Connecting to the Internet of Things

While crew welfare is the greatest driver for satcom by order of magnitude, it’s not the only one. Shipowners are realizing major cost-savings from Internet of Things (IoT) technology. Today, that technology monitors a wide range of operating parameters using feeds of shipboard data. But tomorrow it will squeeze better performance from individual machines and systems by optimizing how they work together.

“Many companies are getting Internet on board primarily for their crew and then using it for operations – rather than it being driven the other way around,” says Woodhead. “Some charge crew by the megabyte, getting them to fund it, but many fund it themselves.”

In contrast with crew welfare, IoT data has a minimal footprint – 64kbs, Marlink’s Olsen estimates, assuming 6,000 sensors on board – and is therefore less costly. “In a [land-based] data package there is quite a lot of information transferred simply because you have unlimited bandwidth – indeed, most software is developed that way,” he says. “So it has headers and endings and so on.”

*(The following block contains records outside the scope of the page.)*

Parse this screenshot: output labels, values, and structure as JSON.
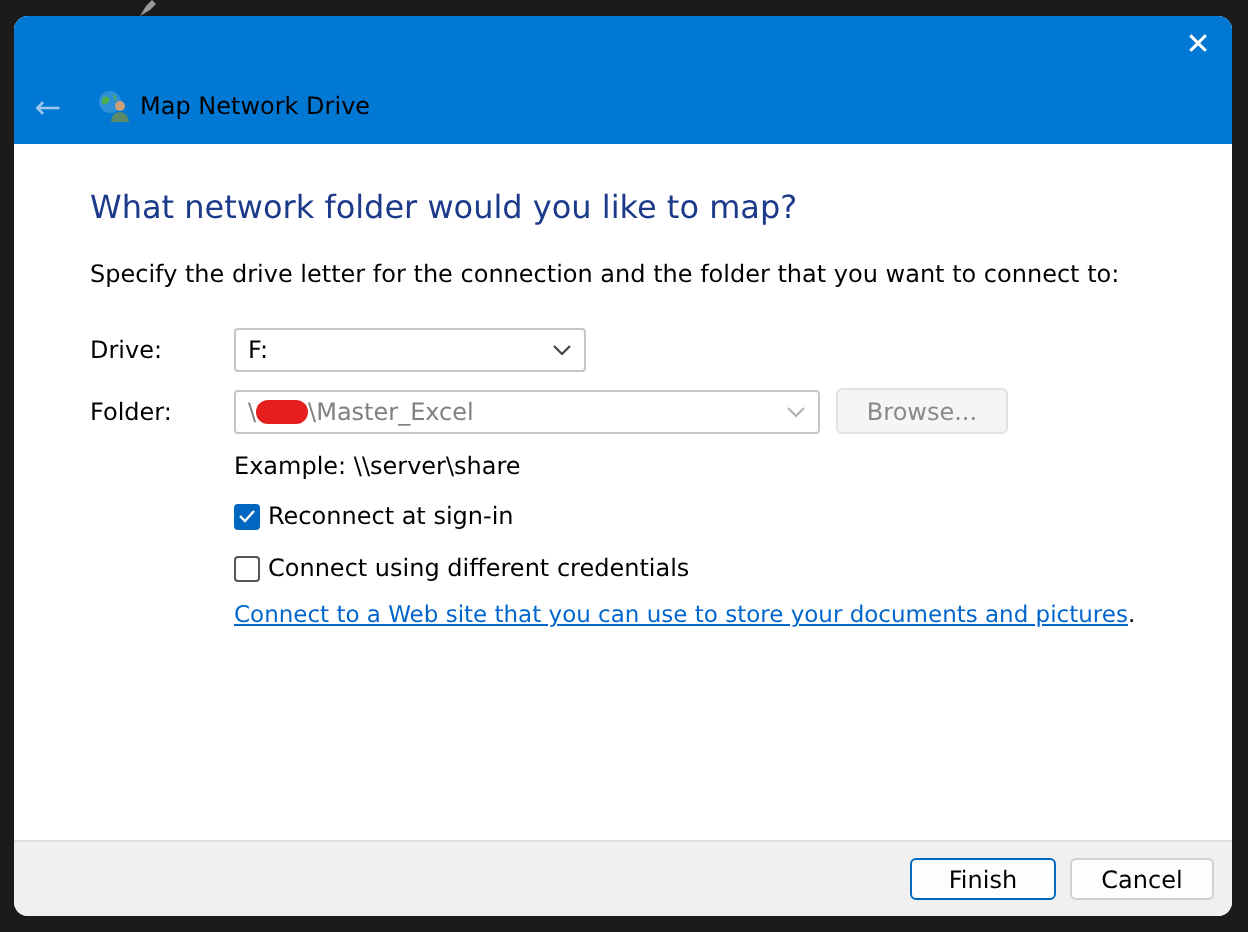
{
  "window": {
    "title": "Map Network Drive",
    "back": "←",
    "close": "✕"
  },
  "heading": "What network folder would you like to map?",
  "instruction": "Specify the drive letter for the connection and the folder that you want to connect to:",
  "fields": [
    {
      "label": "Drive:",
      "value": "F:",
      "disabled": false
    },
    {
      "label": "Folder:",
      "value_start": "\\",
      "redacted": true,
      "value_end": "\\Master_Excel",
      "disabled": true
    }
  ],
  "browse_button": {
    "label": "Browse...",
    "disabled": true
  },
  "example": "Example: \\\\server\\share",
  "checkboxes": [
    {
      "label": "Reconnect at sign-in",
      "checked": true
    },
    {
      "label": "Connect using different credentials",
      "checked": false
    }
  ],
  "link": {
    "text": "Connect to a Web site that you can use to store your documents and pictures",
    "trailing": "."
  },
  "buttons": [
    {
      "label": "Finish",
      "selected": true
    },
    {
      "label": "Cancel",
      "selected": false
    }
  ]
}
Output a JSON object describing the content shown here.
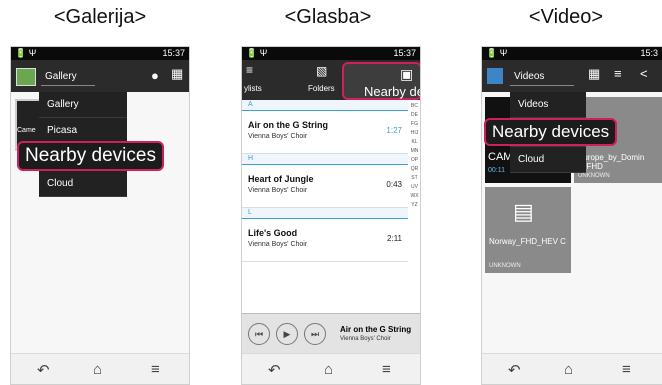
{
  "titles": {
    "galerija": "<Galerija>",
    "glasba": "<Glasba>",
    "video": "<Video>"
  },
  "status": {
    "time": "15:37",
    "time_cut": "15:3",
    "icons": "🔋 Ψ"
  },
  "callout": {
    "text": "Nearby devices",
    "text_cut": "Nearby devic"
  },
  "gallery": {
    "spinner": "Gallery",
    "menu": [
      "Gallery",
      "Picasa",
      "Cloud"
    ],
    "thumb_label": "Came"
  },
  "music": {
    "tabs": {
      "playlists": "ylists",
      "folders": "Folders"
    },
    "sections": [
      "A",
      "H",
      "L"
    ],
    "songs": [
      {
        "title": "Air on the G String",
        "artist": "Vienna Boys' Choir",
        "duration": "1:27"
      },
      {
        "title": "Heart of Jungle",
        "artist": "Vienna Boys' Choir",
        "duration": "0:43"
      },
      {
        "title": "Life's Good",
        "artist": "Vienna Boys' Choir",
        "duration": "2:11"
      }
    ],
    "index": "BCDEFGHIJKLMNOPQRSTUVWXYZ",
    "now_playing": {
      "title": "Air on the G String",
      "artist": "Vienna Boys' Choir"
    }
  },
  "video": {
    "spinner": "Videos",
    "menu": [
      "Videos",
      "Cloud"
    ],
    "items": [
      {
        "name": "CAM",
        "sub": "00:11"
      },
      {
        "name": "Europe_by_Domin c_FHD",
        "sub": "UNKNOWN"
      },
      {
        "name": "Norway_FHD_HEV C",
        "sub": "UNKNOWN"
      }
    ]
  },
  "colors": {
    "accent": "#d01f5f",
    "actionbar": "#2b2b2b",
    "highlight": "#3aa0d3"
  }
}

Marlink’s XChange Cloud service, on the other hand, tweaks data to minimize bandwidth use. “Using XChange Cloud, we optimize throughput so that only that data that contains the information is transmitted, removing the routing and so on,” Olsen explains. “That makes bandwidth significantly lower than if you were just putting everything straight into the cloud.”

More must be done for IoT to meet its true potential, however, and Inmarsat – operator of the geostationary Global Xpress Ka-band satellite network – teamed up this year with Danelec Marine, which manufactures voyage data recorder (VDR) systems, to offer one such solution. VDRs, shipping’s “black box,” record data points from various ship systems for potential recovery after an accident or from a sunken vessel. But Danelec wants more from VDR systems. As a centralized data-collection platform, it could be put to better use.

In perhaps the ultimate example, Danelec and Inmarsat have jointly created Fleet Data. VDR data is pre-processed and uploaded to a cloud-based database. When accessed from the owner’s side, this database features a dashboard and Application Process Interface (API).

“Each vessel is different,” explains Danelec’s CEO, Hans Ottosen. “In aviation, you have a series of planes which are all the same. But on ships you have different equipment from different manufacturers with different communication protocols and standards. That makes IoT difficult.”

Using the VDR, however, takes much of the guesswork out of corralling data from disparate shipboard systems – or, more technically, the IoT. “Fleet Data will overcome key difficulties of aggregating vessel data onboard and getting it efficiently ashore,” says Inmarsat’s Business Development Vice President, Stefano Poli. “Ship operators and managers can access, control and exploit their own data or make that data available to third-party applications, as required, via a secure platform that is fully scalable and fleet-wide.”

Redressing the Balance

Meeanwhile, KVH is pioneering Agile Plans, a connectivity-as-a-service platform offering Ku-band connectivity with L-band backup and no commitment or capex. “KVH is an end-to-end satcom supplier,” says Woodhead. “We manufacture our own equipment, manage our own network, install, support and deliver airtime. Agile Plans covers these in a single-entry monthly fee. At any point, you can send it back and stop paying for it.”

Woodhead emphasizes the return on investment from satcom services: “The tipping point price-wise was only reached a few years ago, but connectivity is quickly shifting from a service to a utility. The cost is miniscule – triple figures, maybe 1-2 percent of vessel opex. We delivered more services in the first half of this year than in the whole of 2017, and of course we’re not the only game in town.”

He adds that “The majority of data supports crew welfare. But in the future that will change. The crew welfare side will only grow. But the operational side will too, and quickly. I wouldn’t want to speculate it will reach 50-50, but it could be very close.” – MarEx

Charlie Bartlett is a freelance journalist covering developments in the merchant marine and offshore sectors. This is his first appearance in the magazine.

The opinions expressed herein are the author's and not necessarily those of The Maritime Executive.